C'était au départ une infime sensation, mais elle s'était progressivement amplifiée tandis que les vice-amiraux Myr et Leroy s'en approchaient. En fermant leurs yeux, ils pouvaient percevoir une aura bleutée, comme un tourbillon flamboyant qui n'attendait qu'une chose : exploser enfin. Hélio.
Poursuivant cette aura dans le dédale abyssal, les deux soldats étaient finalement arrivés dans une immense caverne, bien plus spacieuse que les précédentes. A son extrémité, un nouveau tunnel s'enfonçait dans la roche, derrière les restes effondrés de la porte qui s'était tenue là quelques minutes auparavant. Au fond de ce dernier tunnel, l'aboutissement : la fontaine de jouvence, et l'ennemi qui convoitait ses vertus. Il fallait faire vite, car Hélio devait déjà être en route. Seulement, une dernière muraille se dressait entre les soldats de la justice et leur objectif : Pisces et Caprico se tenaient de chaque côté de l'ultime tunnel, indéfectibles sentinelles, prêts à défendre leur maître dans la poursuite de son rêve.
...
- Kit cat claws ! rugit Léo du Lion.
Les griffes du pirates lacérèrent la roche si profondément que la caverne entière sembla trembler. Tandis que Jun esquivait de justesse les multiples assauts ennemis, parant parfois ses attaques de ses lames, Emmy, dissimulée derrière une colonne de pierre, frissonnait :
- Tu penses qu'elle va s'en sortir ? Il faut faire quelque chose ! sanglotait-elle en s'agrippant à Igana.
- Il faut rester cachées, nous ne sommes pas des combattantes.

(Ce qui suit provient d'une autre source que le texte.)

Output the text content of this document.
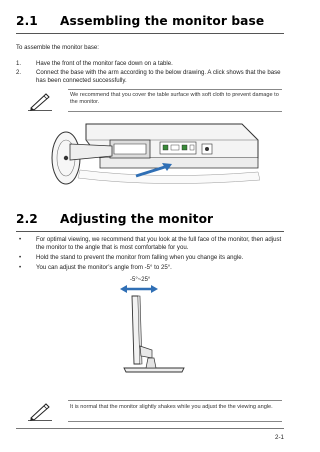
2.1 Assembling the monitor base
To assemble the monitor base:
1. Have the front of the monitor face down on a table.
2. Connect the base with the arm according to the below drawing. A click shows that the base has been connected successfully.
We recommend that you cover the table surface with soft cloth to prevent damage to the monitor.
2.2 Adjusting the monitor
• For optimal viewing, we recommend that you look at the full face of the monitor, then adjust the monitor to the angle that is most comfortable for you.
• Hold the stand to prevent the monitor from falling when you change its angle.
• You can adjust the monitor’s angle from -5° to 25°.
-5°~25°
It is normal that the monitor slightly shakes while you adjust the the viewing angle.
2-1
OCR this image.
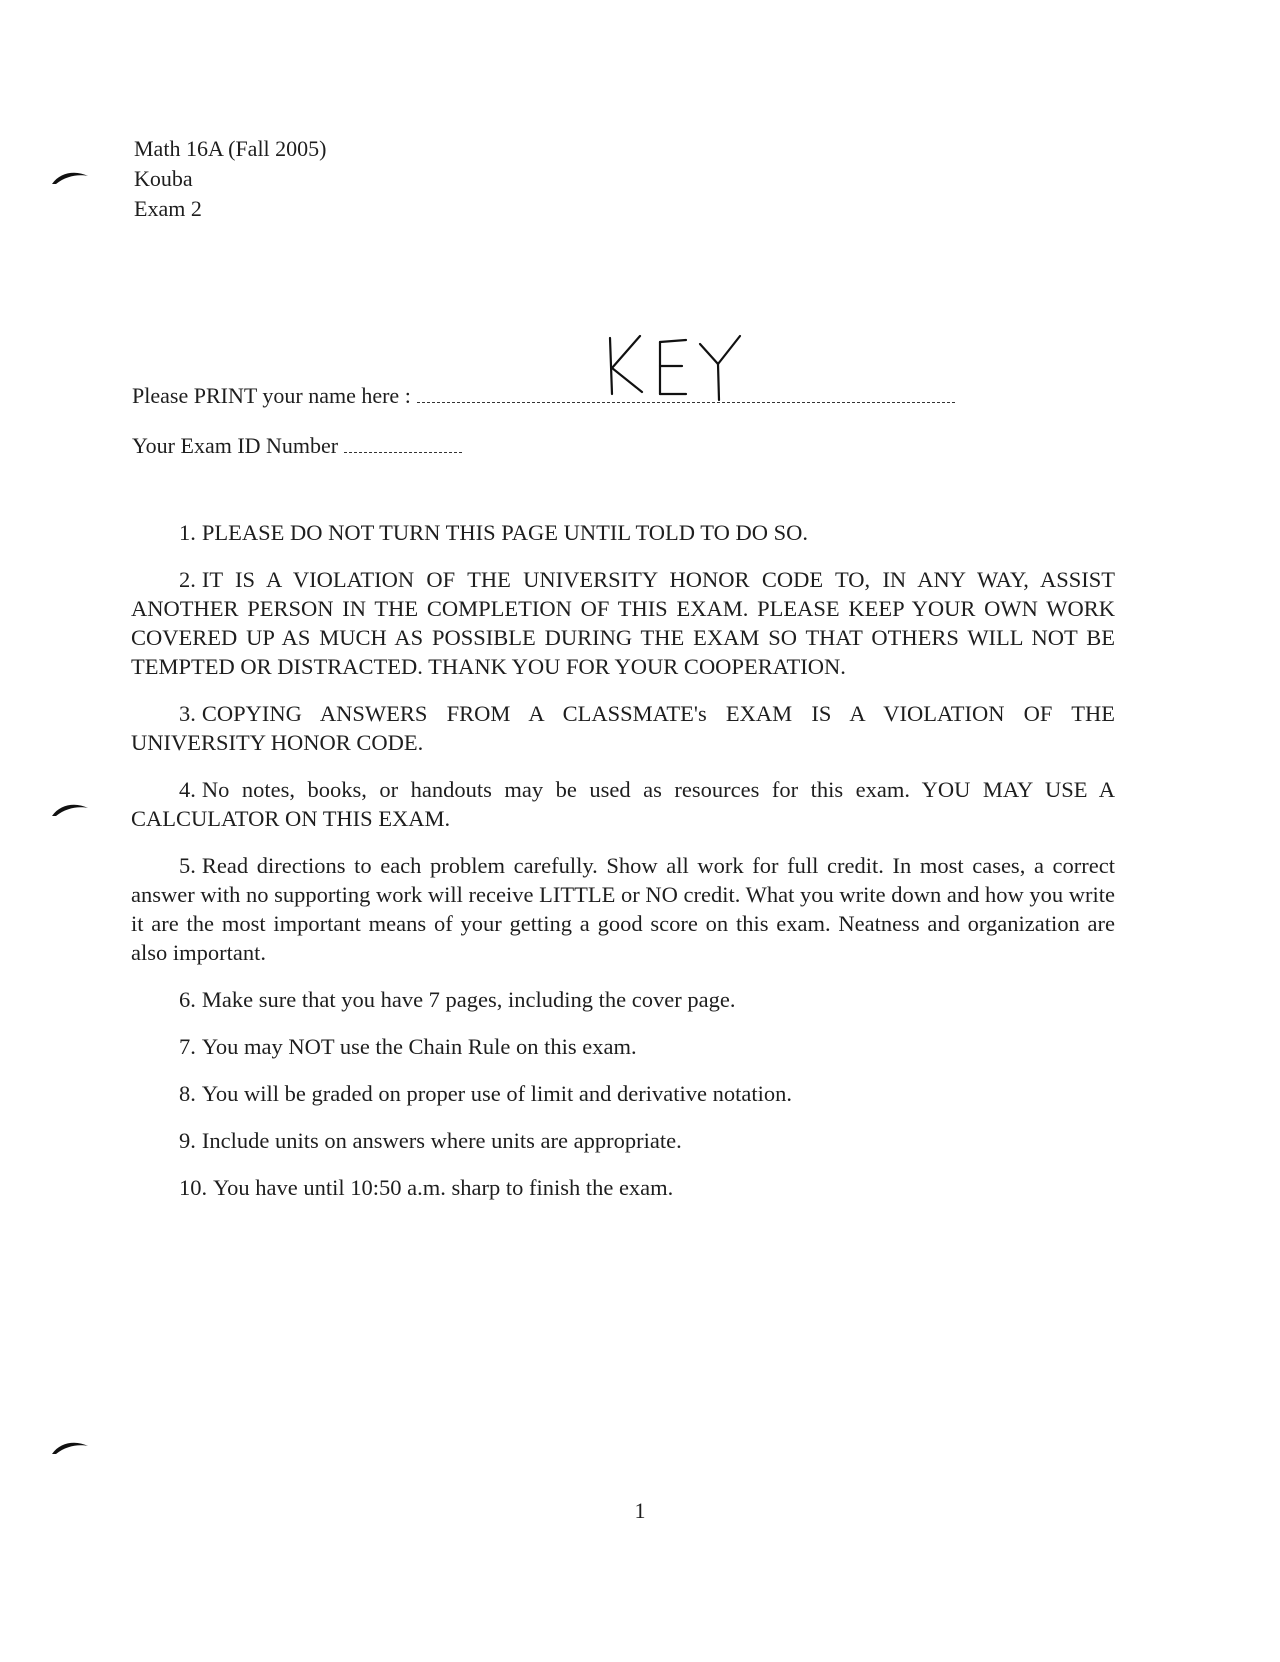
Math 16A (Fall 2005)
Kouba
Exam 2
Please PRINT your name here :
Your Exam ID Number

1. PLEASE DO NOT TURN THIS PAGE UNTIL TOLD TO DO SO.

2. IT IS A VIOLATION OF THE UNIVERSITY HONOR CODE TO, IN ANY WAY, ASSIST ANOTHER PERSON IN THE COMPLETION OF THIS EXAM. PLEASE KEEP YOUR OWN WORK COVERED UP AS MUCH AS POSSIBLE DURING THE EXAM SO THAT OTHERS WILL NOT BE TEMPTED OR DISTRACTED. THANK YOU FOR YOUR COOPERATION.

3. COPYING ANSWERS FROM A CLASSMATE's EXAM IS A VIOLATION OF THE UNIVERSITY HONOR CODE.

4. No notes, books, or handouts may be used as resources for this exam. YOU MAY USE A CALCULATOR ON THIS EXAM.

5. Read directions to each problem carefully. Show all work for full credit. In most cases, a correct answer with no supporting work will receive LITTLE or NO credit. What you write down and how you write it are the most important means of your getting a good score on this exam. Neatness and organization are also important.

6. Make sure that you have 7 pages, including the cover page.

7. You may NOT use the Chain Rule on this exam.

8. You will be graded on proper use of limit and derivative notation.

9. Include units on answers where units are appropriate.

10. You have until 10:50 a.m. sharp to finish the exam.

1
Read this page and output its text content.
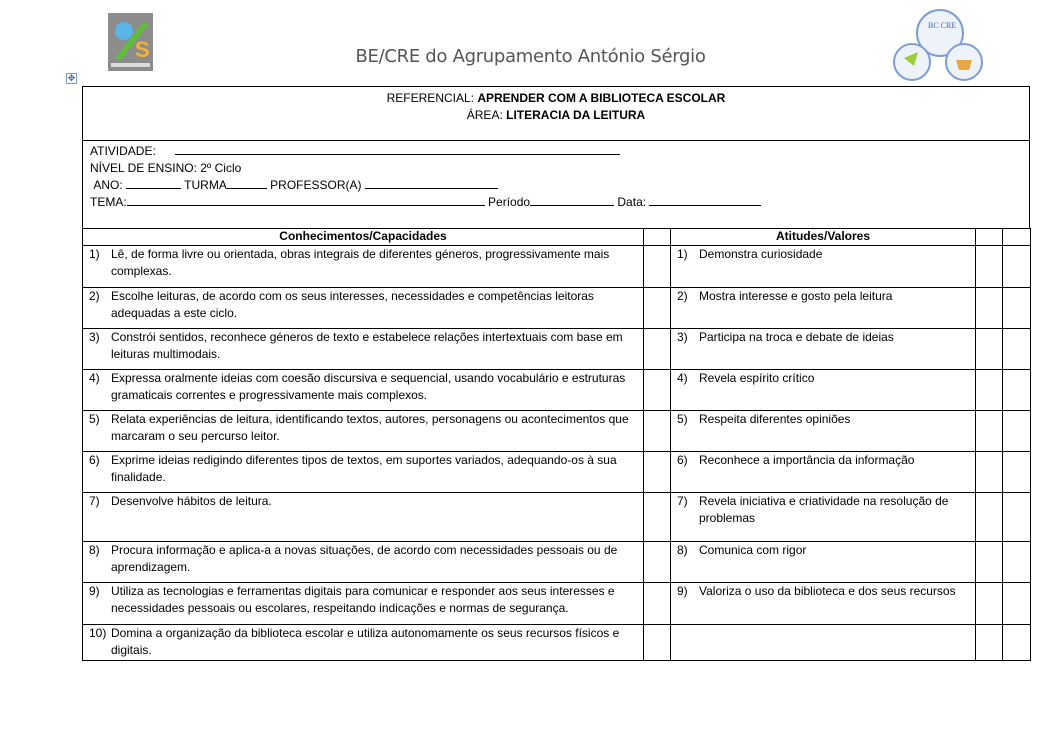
S
BC CRE
BE/CRE do Agrupamento António Sérgio
✥
REFERENCIAL: APRENDER COM A BIBLIOTECA ESCOLAR
ÁREA: LITERACIA DA LEITURA
ATIVIDADE:
NÍVEL DE ENSINO: 2º Ciclo
ANO:	TURMA	PROFESSOR(A)
TEMA:	Período	Data:
Conhecimentos/Capacidades		Atitudes/Valores		

1) Lê, de forma livre ou orientada, obras integrais de diferentes géneros, progressivamente mais complexas.		1) Demonstra curiosidade		

2) Escolhe leituras, de acordo com os seus interesses, necessidades e competências leitoras adequadas a este ciclo.		2) Mostra interesse e gosto pela leitura		

3) Constrói sentidos, reconhece géneros de texto e estabelece relações intertextuais com base em leituras multimodais.		3) Participa na troca e debate de ideias		

4) Expressa oralmente ideias com coesão discursiva e sequencial, usando vocabulário e estruturas gramaticais correntes e progressivamente mais complexos.		4) Revela espírito crítico		

5) Relata experiências de leitura, identificando textos, autores, personagens ou acontecimentos que marcaram o seu percurso leitor.		5) Respeita diferentes opiniões		

6) Exprime ideias redigindo diferentes tipos de textos, em suportes variados, adequando-os à sua finalidade.		6) Reconhece a importância da informação		

7) Desenvolve hábitos de leitura.		7) Revela iniciativa e criatividade na resolução de problemas		

8) Procura informação e aplica-a a novas situações, de acordo com necessidades pessoais ou de aprendizagem.		8) Comunica com rigor		

9) Utiliza as tecnologias e ferramentas digitais para comunicar e responder aos seus interesses e necessidades pessoais ou escolares, respeitando indicações e normas de segurança.		9) Valoriza o uso da biblioteca e dos seus recursos		

10) Domina a organização da biblioteca escolar e utiliza autonomamente os seus recursos físicos e digitais.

Dame Pankhu m'a confié votre protection : s'il devait vous arriver quelque chose, je ne me le pardonnerais pas...
- Pantherage ! s'écria le pirate.
De ses poings fermés, il broya le sol.
- Feline Jaws ! criait-il maintenant.
Il rapprocha ses deux mains, mimant la puissante mâchoire du lion, et bondit sur Jun, prêt à la pourfendre de ses griffes. D'un habile mouvement du poignet, elle parvint à dévier son attaque mortelle, elle les ongles du pirates crissèrent sur la lame aiguisée de la cuisinière.
- Tu ne sais que te défendre, minable ? maugréa-t-il. Donne-moi plus que ça ! Je veux voir de la fureur dans tes yeux quand je t'éventrerai !
- Patience, minou, le provoqua-t-elle. Je commence par apprivoiser la bête, et ne l'achève que lorsqu'elle est inoffensive.
L'autre ricana.
- Ah oui ? Eh bien je vais te donner l'occasion d'agir !
En une fraction de seconde, il bondit vers Emmy et Igana, qui hurlèrent de peur. Jun tressauta et s'élança à sa poursuite. Alors qu'il s'apprêtait à les trancher, la jeune femme, vive et habile, s'interposa. Dans un fracas strident et assourdissant, lames et ongles s'entrechoquèrent, provoquant un déluge d'étincelles. Ce déferlement d'attaques fut tel qu'Emmy et Igana tombèrent à la renverse. Mais les griffes du lion étaient en tous points supérieures, à la fois plus rapides et plus puissantes, et Jun ne tarda pas à céder sous la pression. Son genou droit fléchit, l'espace d'une seconde, mais ce fut suffisant : de la main droite, Léo la désarma, et de la gauche, il enfonça ses longues griffes dans sa chair.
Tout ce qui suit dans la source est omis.